Pete Renzulli

Personal information
- Full name: Peter Renzulli
- Date of birth: May 6, 1895
- Place of birth: New York, New York, United States
- Date of death: March 14, 1980 (aged 84)
- Place of death: Melville, New York, United States
- Position: Goalkeeper

Senior career*
- Years: Team / Apps / (Gls)
- –1916: St. George’s
- 1916–1918: Manhattan
- 1918–1921: Robins Dry Dock
- 1921–1922: Todd Shipyard / 24 / (0)
- 1922–1923: Paterson F.C. / 20 / (0)
- 1924–1927: Indiana Flooring / 58 / (0)
- 1927–1930: → New York Nationals / 63 / (1)
- 1930: → New York Giants / 7 / (0)

= Peter Renzulli =

American soccer player (1895–1980)

Peter Renzulli (May 6, 1895 – March 14, 1980) was an American soccer goalkeeper. He played in the New York State League, National Association Football League and the American Soccer League, winning three National Challenge Cups. Renzulli was inducted into the National Soccer Hall of Fame in 1951.

==Playing==
In December 1915, Renzulli played for St.

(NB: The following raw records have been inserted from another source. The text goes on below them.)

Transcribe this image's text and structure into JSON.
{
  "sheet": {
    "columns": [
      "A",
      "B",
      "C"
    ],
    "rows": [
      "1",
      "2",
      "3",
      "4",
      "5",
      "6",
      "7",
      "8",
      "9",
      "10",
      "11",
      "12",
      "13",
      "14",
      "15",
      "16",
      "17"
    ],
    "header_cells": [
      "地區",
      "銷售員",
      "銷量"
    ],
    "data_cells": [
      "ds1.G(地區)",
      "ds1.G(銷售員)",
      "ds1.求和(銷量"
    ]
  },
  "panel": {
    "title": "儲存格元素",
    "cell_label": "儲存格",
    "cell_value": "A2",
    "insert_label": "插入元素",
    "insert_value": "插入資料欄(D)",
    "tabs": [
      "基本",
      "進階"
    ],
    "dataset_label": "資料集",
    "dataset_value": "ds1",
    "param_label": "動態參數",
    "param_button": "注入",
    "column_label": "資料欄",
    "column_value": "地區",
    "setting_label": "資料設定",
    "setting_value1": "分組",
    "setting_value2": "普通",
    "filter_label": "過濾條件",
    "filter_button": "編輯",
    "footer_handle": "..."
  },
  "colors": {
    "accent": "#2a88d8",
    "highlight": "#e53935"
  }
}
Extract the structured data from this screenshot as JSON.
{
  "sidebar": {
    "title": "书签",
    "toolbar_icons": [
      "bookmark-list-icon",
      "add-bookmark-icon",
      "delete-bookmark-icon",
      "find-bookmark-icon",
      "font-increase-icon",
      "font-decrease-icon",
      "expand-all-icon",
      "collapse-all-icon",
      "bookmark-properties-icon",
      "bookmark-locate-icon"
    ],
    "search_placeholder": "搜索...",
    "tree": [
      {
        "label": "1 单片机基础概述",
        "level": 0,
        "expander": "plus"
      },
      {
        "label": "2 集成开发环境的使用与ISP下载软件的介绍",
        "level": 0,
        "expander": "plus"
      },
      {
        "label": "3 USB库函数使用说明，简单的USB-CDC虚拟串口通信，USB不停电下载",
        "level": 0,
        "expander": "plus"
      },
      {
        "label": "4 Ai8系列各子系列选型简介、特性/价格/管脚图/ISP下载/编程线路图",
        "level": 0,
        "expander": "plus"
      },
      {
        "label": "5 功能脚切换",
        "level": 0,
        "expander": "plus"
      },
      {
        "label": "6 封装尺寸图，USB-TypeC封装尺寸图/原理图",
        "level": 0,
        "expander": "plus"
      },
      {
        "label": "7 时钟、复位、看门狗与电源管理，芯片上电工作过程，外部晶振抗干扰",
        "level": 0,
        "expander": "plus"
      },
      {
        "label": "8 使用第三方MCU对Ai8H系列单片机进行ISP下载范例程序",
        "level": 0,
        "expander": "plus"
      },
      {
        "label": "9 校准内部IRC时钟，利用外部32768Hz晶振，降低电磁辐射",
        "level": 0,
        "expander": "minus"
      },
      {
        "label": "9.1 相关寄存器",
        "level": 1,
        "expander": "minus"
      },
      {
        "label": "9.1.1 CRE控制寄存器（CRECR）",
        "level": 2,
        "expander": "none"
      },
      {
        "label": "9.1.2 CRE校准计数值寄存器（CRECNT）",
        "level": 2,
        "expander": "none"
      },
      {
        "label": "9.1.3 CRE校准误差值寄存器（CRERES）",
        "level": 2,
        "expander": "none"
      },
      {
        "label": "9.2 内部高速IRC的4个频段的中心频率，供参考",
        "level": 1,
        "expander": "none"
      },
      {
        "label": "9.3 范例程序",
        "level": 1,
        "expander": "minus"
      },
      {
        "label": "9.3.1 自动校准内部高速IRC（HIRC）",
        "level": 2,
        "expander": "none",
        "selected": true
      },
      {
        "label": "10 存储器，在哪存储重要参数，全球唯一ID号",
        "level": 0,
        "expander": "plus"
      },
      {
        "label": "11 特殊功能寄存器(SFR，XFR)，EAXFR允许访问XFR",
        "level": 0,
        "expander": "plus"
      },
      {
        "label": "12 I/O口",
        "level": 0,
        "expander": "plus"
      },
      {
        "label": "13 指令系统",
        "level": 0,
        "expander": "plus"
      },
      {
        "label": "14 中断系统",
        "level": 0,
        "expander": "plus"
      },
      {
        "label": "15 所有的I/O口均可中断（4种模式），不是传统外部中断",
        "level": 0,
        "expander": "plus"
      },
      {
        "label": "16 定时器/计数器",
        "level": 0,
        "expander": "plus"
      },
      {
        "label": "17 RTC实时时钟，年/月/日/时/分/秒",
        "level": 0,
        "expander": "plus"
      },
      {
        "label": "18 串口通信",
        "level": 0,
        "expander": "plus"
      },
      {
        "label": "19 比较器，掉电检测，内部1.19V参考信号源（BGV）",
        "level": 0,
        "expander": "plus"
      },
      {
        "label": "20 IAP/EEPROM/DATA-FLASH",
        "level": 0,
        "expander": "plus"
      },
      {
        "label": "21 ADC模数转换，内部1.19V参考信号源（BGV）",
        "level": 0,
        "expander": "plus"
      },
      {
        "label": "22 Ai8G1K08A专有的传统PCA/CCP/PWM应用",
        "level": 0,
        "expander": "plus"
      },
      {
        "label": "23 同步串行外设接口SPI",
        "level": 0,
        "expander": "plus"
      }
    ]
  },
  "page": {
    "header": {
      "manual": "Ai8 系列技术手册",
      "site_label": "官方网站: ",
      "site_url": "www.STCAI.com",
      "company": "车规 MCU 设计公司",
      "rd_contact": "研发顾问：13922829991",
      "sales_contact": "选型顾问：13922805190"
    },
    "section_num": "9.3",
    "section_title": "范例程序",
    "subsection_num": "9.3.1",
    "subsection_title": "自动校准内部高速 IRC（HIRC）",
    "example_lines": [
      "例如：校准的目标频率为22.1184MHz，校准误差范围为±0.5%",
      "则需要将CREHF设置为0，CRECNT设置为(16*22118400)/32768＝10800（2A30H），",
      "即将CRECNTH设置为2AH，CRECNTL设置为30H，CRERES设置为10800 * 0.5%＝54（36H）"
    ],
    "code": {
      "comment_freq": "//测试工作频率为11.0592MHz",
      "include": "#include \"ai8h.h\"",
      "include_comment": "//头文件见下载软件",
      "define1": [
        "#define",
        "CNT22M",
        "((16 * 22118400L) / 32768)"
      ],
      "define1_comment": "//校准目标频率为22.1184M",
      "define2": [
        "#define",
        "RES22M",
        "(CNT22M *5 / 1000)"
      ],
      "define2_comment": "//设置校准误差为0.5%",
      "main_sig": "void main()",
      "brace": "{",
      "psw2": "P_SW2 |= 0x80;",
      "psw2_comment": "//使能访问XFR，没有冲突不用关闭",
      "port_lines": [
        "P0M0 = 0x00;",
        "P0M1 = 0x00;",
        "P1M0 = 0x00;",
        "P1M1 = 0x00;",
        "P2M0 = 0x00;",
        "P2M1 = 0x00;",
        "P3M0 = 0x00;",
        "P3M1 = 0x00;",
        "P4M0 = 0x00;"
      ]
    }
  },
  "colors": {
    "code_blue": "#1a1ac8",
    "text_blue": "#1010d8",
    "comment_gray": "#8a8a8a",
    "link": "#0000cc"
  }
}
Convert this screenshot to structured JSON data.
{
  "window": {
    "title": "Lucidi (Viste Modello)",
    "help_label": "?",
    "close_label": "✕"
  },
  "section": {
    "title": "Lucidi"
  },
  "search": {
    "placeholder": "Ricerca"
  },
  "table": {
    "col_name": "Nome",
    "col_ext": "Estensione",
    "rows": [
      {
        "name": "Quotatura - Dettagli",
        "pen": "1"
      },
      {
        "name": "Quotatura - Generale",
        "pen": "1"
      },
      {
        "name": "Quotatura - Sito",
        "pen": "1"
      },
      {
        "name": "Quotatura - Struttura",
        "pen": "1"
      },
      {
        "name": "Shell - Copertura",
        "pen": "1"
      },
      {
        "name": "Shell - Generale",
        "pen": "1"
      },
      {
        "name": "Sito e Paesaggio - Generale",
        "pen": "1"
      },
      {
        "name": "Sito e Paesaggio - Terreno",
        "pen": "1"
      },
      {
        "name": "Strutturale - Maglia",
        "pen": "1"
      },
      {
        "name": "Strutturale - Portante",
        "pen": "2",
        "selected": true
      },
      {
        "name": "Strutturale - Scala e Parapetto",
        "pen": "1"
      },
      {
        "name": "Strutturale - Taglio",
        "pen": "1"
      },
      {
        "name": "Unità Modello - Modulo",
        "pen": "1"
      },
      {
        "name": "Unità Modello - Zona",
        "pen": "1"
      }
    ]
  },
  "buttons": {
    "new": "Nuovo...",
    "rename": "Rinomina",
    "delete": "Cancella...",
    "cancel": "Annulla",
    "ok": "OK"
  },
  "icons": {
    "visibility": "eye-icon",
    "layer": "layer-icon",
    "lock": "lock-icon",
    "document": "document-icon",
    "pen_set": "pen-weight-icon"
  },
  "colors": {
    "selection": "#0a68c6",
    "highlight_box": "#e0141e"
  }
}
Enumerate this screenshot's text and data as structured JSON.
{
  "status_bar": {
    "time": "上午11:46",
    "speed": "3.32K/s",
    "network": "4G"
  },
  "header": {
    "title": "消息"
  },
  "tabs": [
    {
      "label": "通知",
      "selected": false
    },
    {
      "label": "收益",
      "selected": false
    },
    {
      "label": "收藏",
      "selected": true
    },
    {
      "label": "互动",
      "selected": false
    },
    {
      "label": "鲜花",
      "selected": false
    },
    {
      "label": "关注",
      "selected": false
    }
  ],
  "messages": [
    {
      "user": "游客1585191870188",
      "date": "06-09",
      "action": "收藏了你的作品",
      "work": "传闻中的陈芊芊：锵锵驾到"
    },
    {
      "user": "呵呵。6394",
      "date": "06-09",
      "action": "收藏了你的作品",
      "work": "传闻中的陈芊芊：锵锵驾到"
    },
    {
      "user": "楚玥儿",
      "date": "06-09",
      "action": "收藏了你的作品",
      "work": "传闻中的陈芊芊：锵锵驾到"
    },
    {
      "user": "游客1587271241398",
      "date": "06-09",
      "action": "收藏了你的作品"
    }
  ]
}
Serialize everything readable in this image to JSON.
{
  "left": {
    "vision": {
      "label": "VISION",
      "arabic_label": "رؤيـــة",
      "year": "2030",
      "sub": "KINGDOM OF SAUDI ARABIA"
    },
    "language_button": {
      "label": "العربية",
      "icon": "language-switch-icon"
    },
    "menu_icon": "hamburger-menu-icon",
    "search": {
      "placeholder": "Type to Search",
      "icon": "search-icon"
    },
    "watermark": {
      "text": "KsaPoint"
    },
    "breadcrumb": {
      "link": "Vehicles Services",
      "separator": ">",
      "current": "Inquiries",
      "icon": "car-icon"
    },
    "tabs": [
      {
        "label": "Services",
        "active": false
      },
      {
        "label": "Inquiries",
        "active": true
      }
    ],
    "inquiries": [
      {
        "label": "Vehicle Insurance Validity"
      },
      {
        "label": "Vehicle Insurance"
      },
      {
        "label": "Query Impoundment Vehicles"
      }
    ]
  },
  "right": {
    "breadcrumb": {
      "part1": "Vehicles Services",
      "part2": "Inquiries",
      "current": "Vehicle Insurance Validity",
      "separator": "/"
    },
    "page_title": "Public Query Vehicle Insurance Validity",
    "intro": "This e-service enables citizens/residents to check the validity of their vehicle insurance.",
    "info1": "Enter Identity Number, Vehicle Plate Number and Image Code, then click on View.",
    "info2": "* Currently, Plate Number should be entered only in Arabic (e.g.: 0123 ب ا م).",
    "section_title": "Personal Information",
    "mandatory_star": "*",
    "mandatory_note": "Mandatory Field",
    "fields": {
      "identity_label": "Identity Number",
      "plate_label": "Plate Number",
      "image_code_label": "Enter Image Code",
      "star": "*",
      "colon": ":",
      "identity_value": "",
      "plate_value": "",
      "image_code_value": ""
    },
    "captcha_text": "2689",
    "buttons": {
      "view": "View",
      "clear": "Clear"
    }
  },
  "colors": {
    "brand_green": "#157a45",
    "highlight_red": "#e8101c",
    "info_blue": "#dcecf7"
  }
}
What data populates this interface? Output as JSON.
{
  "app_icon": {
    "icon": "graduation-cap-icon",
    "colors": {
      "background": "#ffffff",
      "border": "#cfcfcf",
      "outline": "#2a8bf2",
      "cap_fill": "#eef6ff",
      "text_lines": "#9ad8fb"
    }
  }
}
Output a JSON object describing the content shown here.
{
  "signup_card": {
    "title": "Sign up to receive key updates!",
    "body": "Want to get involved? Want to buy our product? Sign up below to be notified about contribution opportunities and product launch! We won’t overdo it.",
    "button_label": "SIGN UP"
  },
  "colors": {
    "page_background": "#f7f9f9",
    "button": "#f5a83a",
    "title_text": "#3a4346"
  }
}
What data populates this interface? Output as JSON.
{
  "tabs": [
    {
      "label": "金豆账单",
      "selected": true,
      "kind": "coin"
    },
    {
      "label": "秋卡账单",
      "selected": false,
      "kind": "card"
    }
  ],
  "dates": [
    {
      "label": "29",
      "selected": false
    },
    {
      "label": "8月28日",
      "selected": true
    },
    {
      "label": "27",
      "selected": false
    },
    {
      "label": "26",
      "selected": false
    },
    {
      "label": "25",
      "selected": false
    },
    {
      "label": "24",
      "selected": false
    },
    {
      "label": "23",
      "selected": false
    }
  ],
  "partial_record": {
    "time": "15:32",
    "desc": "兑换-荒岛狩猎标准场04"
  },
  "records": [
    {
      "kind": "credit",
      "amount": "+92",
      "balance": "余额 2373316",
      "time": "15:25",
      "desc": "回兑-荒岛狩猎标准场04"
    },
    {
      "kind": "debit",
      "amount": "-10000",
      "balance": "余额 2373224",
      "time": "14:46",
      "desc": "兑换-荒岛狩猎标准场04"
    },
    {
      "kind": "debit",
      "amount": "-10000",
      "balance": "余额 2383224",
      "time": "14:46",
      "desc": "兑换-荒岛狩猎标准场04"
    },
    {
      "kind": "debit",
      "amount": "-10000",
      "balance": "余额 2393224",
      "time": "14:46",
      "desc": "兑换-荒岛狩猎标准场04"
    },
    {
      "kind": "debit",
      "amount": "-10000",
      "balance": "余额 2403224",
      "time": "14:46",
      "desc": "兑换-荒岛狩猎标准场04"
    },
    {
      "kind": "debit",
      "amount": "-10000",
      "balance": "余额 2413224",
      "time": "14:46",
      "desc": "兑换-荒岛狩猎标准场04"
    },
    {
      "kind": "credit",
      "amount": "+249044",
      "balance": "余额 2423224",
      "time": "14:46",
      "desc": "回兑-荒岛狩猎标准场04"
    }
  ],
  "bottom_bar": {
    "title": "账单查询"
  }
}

George's of the New York State League.
On January 2, 1917, Renzulli played for Manhattan in a game against Brooklyn.
The first record of Renzulli playing with Robins Dry Dock in the National Association Football League was a November 1919 game with Federal Shipyard. In 1921, Robins won the National Challenge Cup. In 1921, Robins Dry Dock entered the American Soccer League but under the name Todd Shipyard. Robins Dry Dock was a subsidiary of the Todd Shipyards. Todd Shipyard finished third in the league, but went to the final of the 1922 Challenge Cup, falling to St. Louis Scullin Steel F.C. Todd Shipyard folded at the end of the season and Renzulli moved to Paterson F.C. for the 1922–1923 season. Renzulli went to his third consecutive Challenge Cup, winning his second as Paterson defeated Scullin Steel. Paterson folded at the end of the season and Renzulli was again forced to find a new team. This time, he joined Indiana Flooring, a team he remained with through the rest of his career. In 1927, George Stoneham bought Flooring and renamed the team, the New York Nationals. In 1928, Renzulli won his third Challenge Cup title when the Nationals defeated the Chicago Bricklayers In 1928, the Nationals were short a field player, so Renzulli entered the game as a wing forward, scoring a goal in the 3–1 loss to Philadelphia. In 1930, Stoneham renamed the Nationals the New York Giants. Renzulli played seven games, then retired at the end of the season.

==Honors==
Renzulli was inducted into the National Soccer Hall of Fame in 1951 and has an annual youth soccer tournament held on Long Island, New York named after him.